Spinach & Mushroom Lasagna

A comforting and cheesy lasagna featuring layers of fresh spinach, sautéed mushrooms, creamy ricotta, and gooey mozzarella, topped with a bright tomato sauce and Parmesan.
Prep Time 40 minutes
Cook Time 40 minutes
Total Time 1 hour 20 minutes
Serving Size 8 servings

Ingredients

Pasta and Sauce

  • 9 sheets Lasagna noodles (regular or no-boil) If using no-boil, follow package liquid guidelines.
  • 3 cups Tomato sauce Jarred marinara is fine.

Cheeses

  • 15-16 oz Ricotta cheese For a lighter ricotta, mix with a beaten egg.
  • 2-3 cups Mozzarella cheese (shredded) For ultra-gooey top, mix with fontina or provolone.
  • 1/2-3/4 cup Parmesan cheese (grated) Use part-skim ricotta for a lighter option.

Vegetables

  • 10-12 oz Fresh spinach If using frozen, thaw and squeeze out moisture.
  • 8-12 oz Mushrooms (cremini or button) Sauté to release moisture before using.
  • 2-3 cloves Garlic (minced)

Seasonings and Oils

  • 2-3 tbsp Olive oil For sautéing.
  • 1-2 tsp Italian seasoning Or a mix of oregano, basil, thyme.
  • Salt and black pepper To taste.

Instructions

Preparation

  • Preheat oven to 375°F (190°C).
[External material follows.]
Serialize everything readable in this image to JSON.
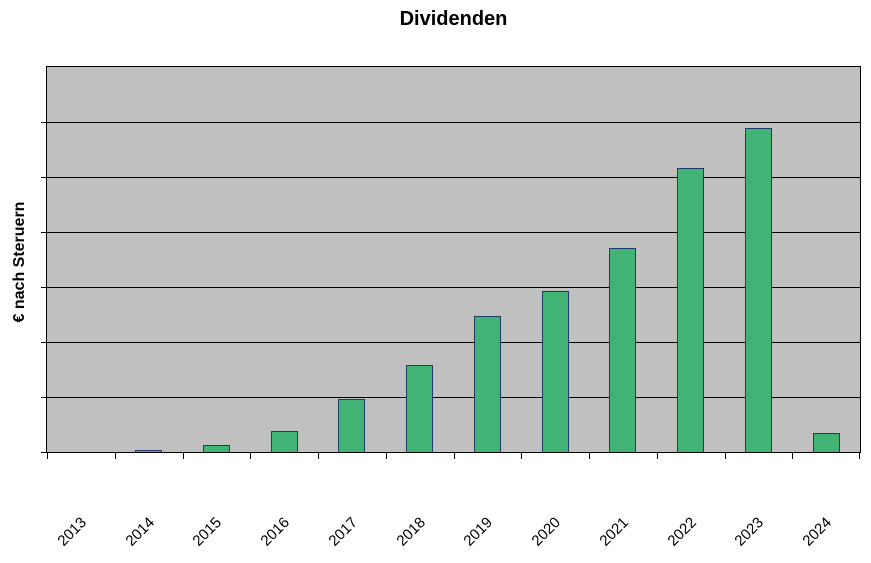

Lightly oil or spray your baking dish.
  • Cook lasagna noodles according to package directions. Drain and lay them flat on a sheet to keep from sticking. (If using no-boil noodles, skip this step and follow package instructions.)
  • Heat 2 tablespoons olive oil in a large skillet over medium heat. Add minced garlic and sauté for 30–45 seconds until fragrant.
  • Add sliced mushrooms. Cook, stirring occasionally, until they soften and most liquid has evaporated, about 6–8 minutes. Season lightly with salt.
  • Add fresh spinach in batches to the skillet. Cook until wilted, about 2–3 minutes. Season with salt, pepper, and Italian seasoning. Remove from heat and let cool slightly.

Assembly

  • Spread a thin layer of tomato sauce across the bottom of the baking dish.
  • Layer the noodles, a third of the mushroom-spinach mixture, dollops of ricotta, and a sprinkle of mozzarella. Spoon a little sauce on top as you go.
  • Repeat layers until ingredients are used, finishing with a final layer of noodles, tomato sauce, mozzarella, and a generous dusting of Parmesan.

Baking

  • Cover tightly with foil and bake for 25 minutes.
  • Remove foil and bake another 15 minutes until the top is bubbly and golden. Broil for 1–2 minutes, if desired.
  • Let the lasagna rest for 10–15 minutes before slicing.

Notes

Store leftovers tightly covered in the refrigerator for 3–4 days or freeze for up to 3 months. Reheat individual portions in microwave or oven.